Founded on Feb. 15, 1932, the San Marco Garden Circle celebrated its 90th anniversary this year and is one of the longest-running Garden Circles under the umbrella of the Garden Club of Jacksonville. The Garden Club of Jacksonville was founded by noted philanthropist Ninah Cummer in 1922 and was one of four clubs to found the Florida Federation of Garden Clubs two years later.

“It’s a great group of ladies,” Turner said. “They don’t mind getting their hands dirty and pitching in, doing what needs to be done, not just for their own yards but for the parks in the area and anything that needs some sprucing up. We seem to not mind getting involved.”

The Garden Circle has worked extensively within its community over the years. Some of its work can be seen at Landon Park, where it recently replaced its rose garden with a butterfly garden following flooding caused by Hurricane Irma, along with placards posted along the garden’s border to educate visitors about butterflies and the importance of pollinators.

A wrought-iron picnic table in the park stands in memory of Wendy LaPrade, a Garden Circle member who passed away recently and who always spoke of installing a table there for families.

“I thought we were gonna have to use a lot of our treasury [to purchase the table],” Hirshberg said. “But the girls in our club…they all pitched in and we have this beautiful wrought-iron table. I see [families] sitting there with their children, the children looking at the signs. It’s just a great park.”

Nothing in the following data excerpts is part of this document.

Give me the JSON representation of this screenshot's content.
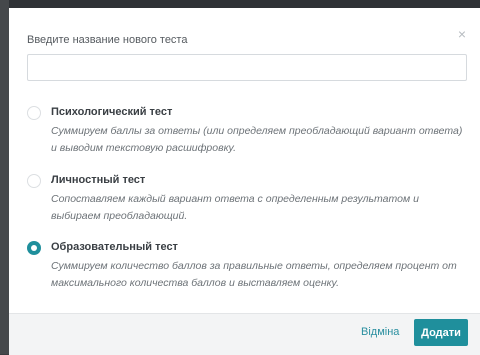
{
  "modal": {
    "label": "Введите название нового теста",
    "close_symbol": "×",
    "input_value": ""
  },
  "options": [
    {
      "title": "Психологический тест",
      "description": "Суммируем баллы за ответы (или определяем преобладающий вариант ответа) и выводим текстовую расшифровку.",
      "checked": false
    },
    {
      "title": "Личностный тест",
      "description": "Сопоставляем каждый вариант ответа с определенным результатом и выбираем преобладающий.",
      "checked": false
    },
    {
      "title": "Образовательный тест",
      "description": "Суммируем количество баллов за правильные ответы, определяем процент от максимального количества баллов и выставляем оценку.",
      "checked": true
    }
  ],
  "footer": {
    "cancel_label": "Відміна",
    "add_label": "Додати"
  },
  "colors": {
    "accent": "#1f8f9c",
    "link": "#2a8fa0"
  }
}
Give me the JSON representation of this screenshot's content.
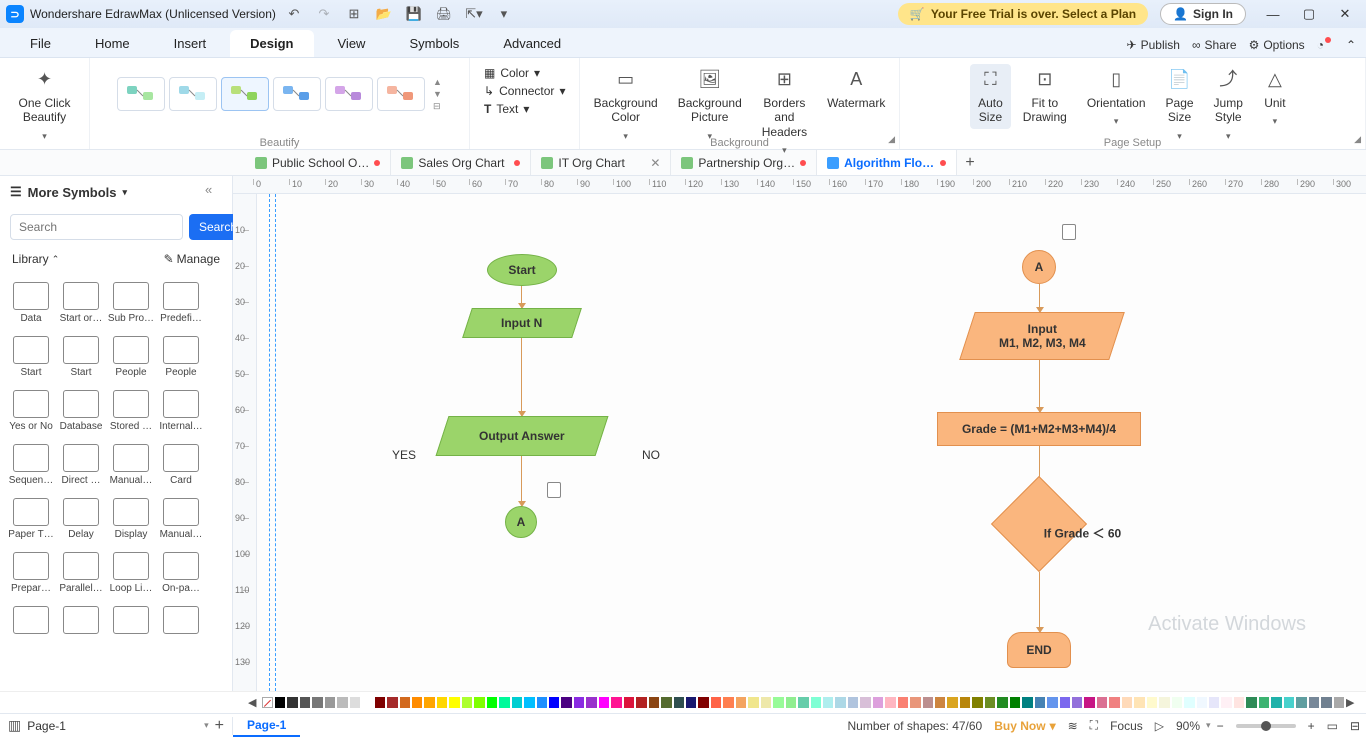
{
  "app": {
    "title": "Wondershare EdrawMax (Unlicensed Version)"
  },
  "titlebar": {
    "trial": "Your Free Trial is over. Select a Plan",
    "signin": "Sign In"
  },
  "menu": {
    "items": [
      "File",
      "Home",
      "Insert",
      "Design",
      "View",
      "Symbols",
      "Advanced"
    ],
    "active": 3,
    "publish": "Publish",
    "share": "Share",
    "options": "Options"
  },
  "ribbon": {
    "oneclick": "One Click\nBeautify",
    "beautify": "Beautify",
    "color": "Color",
    "connector": "Connector",
    "text": "Text",
    "bg_color": "Background\nColor",
    "bg_picture": "Background\nPicture",
    "borders": "Borders and\nHeaders",
    "watermark": "Watermark",
    "background": "Background",
    "autosize": "Auto\nSize",
    "fit": "Fit to\nDrawing",
    "orientation": "Orientation",
    "pagesize": "Page\nSize",
    "jumpstyle": "Jump\nStyle",
    "unit": "Unit",
    "pagesetup": "Page Setup"
  },
  "tabs": [
    {
      "name": "Public School O…",
      "modified": true
    },
    {
      "name": "Sales Org Chart",
      "modified": true
    },
    {
      "name": "IT Org Chart",
      "modified": false,
      "close": true
    },
    {
      "name": "Partnership Org…",
      "modified": true
    },
    {
      "name": "Algorithm Flo…",
      "modified": true,
      "active": true
    }
  ],
  "left": {
    "more": "More Symbols",
    "search_ph": "Search",
    "search_btn": "Search",
    "library": "Library",
    "manage": "Manage",
    "shapes": [
      [
        "Data",
        "Start or…",
        "Sub Pro…",
        "Predefi…"
      ],
      [
        "Start",
        "Start",
        "People",
        "People"
      ],
      [
        "Yes or No",
        "Database",
        "Stored …",
        "Internal…"
      ],
      [
        "Sequen…",
        "Direct …",
        "Manual…",
        "Card"
      ],
      [
        "Paper T…",
        "Delay",
        "Display",
        "Manual…"
      ],
      [
        "Prepar…",
        "Parallel…",
        "Loop Li…",
        "On-pa…"
      ],
      [
        "",
        "",
        "",
        ""
      ]
    ]
  },
  "flow": {
    "start": "Start",
    "inputN": "Input N",
    "output": "Output Answer",
    "A": "A",
    "yes": "YES",
    "no": "NO",
    "A2": "A",
    "inputM": "Input\nM1, M2, M3, M4",
    "grade": "Grade =  (M1+M2+M3+M4)/4",
    "cond": "If Grade ＜ 60",
    "end": "END"
  },
  "status": {
    "page": "Page-1",
    "pagetab": "Page-1",
    "shapes": "Number of shapes: 47/60",
    "buynow": "Buy Now",
    "focus": "Focus",
    "zoom": "90%"
  },
  "watermark": "Activate Windows",
  "colors": [
    "#000",
    "#333",
    "#555",
    "#777",
    "#999",
    "#bbb",
    "#ddd",
    "#fff",
    "#7f0000",
    "#a52a2a",
    "#d2691e",
    "#ff8c00",
    "#ffa500",
    "#ffd700",
    "#ffff00",
    "#adff2f",
    "#7fff00",
    "#00ff00",
    "#00fa9a",
    "#00ced1",
    "#00bfff",
    "#1e90ff",
    "#0000ff",
    "#4b0082",
    "#8a2be2",
    "#9932cc",
    "#ff00ff",
    "#ff1493",
    "#dc143c",
    "#b22222",
    "#8b4513",
    "#556b2f",
    "#2f4f4f",
    "#191970",
    "#800000",
    "#ff6347",
    "#ff7f50",
    "#f4a460",
    "#f0e68c",
    "#eee8aa",
    "#98fb98",
    "#90ee90",
    "#66cdaa",
    "#7fffd4",
    "#afeeee",
    "#add8e6",
    "#b0c4de",
    "#d8bfd8",
    "#dda0dd",
    "#ffb6c1",
    "#fa8072",
    "#e9967a",
    "#bc8f8f",
    "#cd853f",
    "#daa520",
    "#b8860b",
    "#808000",
    "#6b8e23",
    "#228b22",
    "#008000",
    "#008080",
    "#4682b4",
    "#6495ed",
    "#7b68ee",
    "#9370db",
    "#c71585",
    "#db7093",
    "#f08080",
    "#ffdab9",
    "#ffe4b5",
    "#fffacd",
    "#f5f5dc",
    "#f0fff0",
    "#e0ffff",
    "#f0f8ff",
    "#e6e6fa",
    "#fff0f5",
    "#ffe4e1",
    "#2e8b57",
    "#3cb371",
    "#20b2aa",
    "#48d1cc",
    "#5f9ea0",
    "#778899",
    "#708090",
    "#a9a9a9"
  ]
}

Landon Park’s Butterfly Garden also has plaques surrounding it bearing the names of Garden Circle members who have passed and Turner said she loves having a way to honor and remember friends who gave to their community.

“I love going to that garden and looking at those plaques and just thanking those past members and how they have contributed to our neighborhood, their personalities and the different things they’d done over the years when they were active,” she said. “It’s really is a close-knit group of ladies that love their community, that love their homes and they love to give.”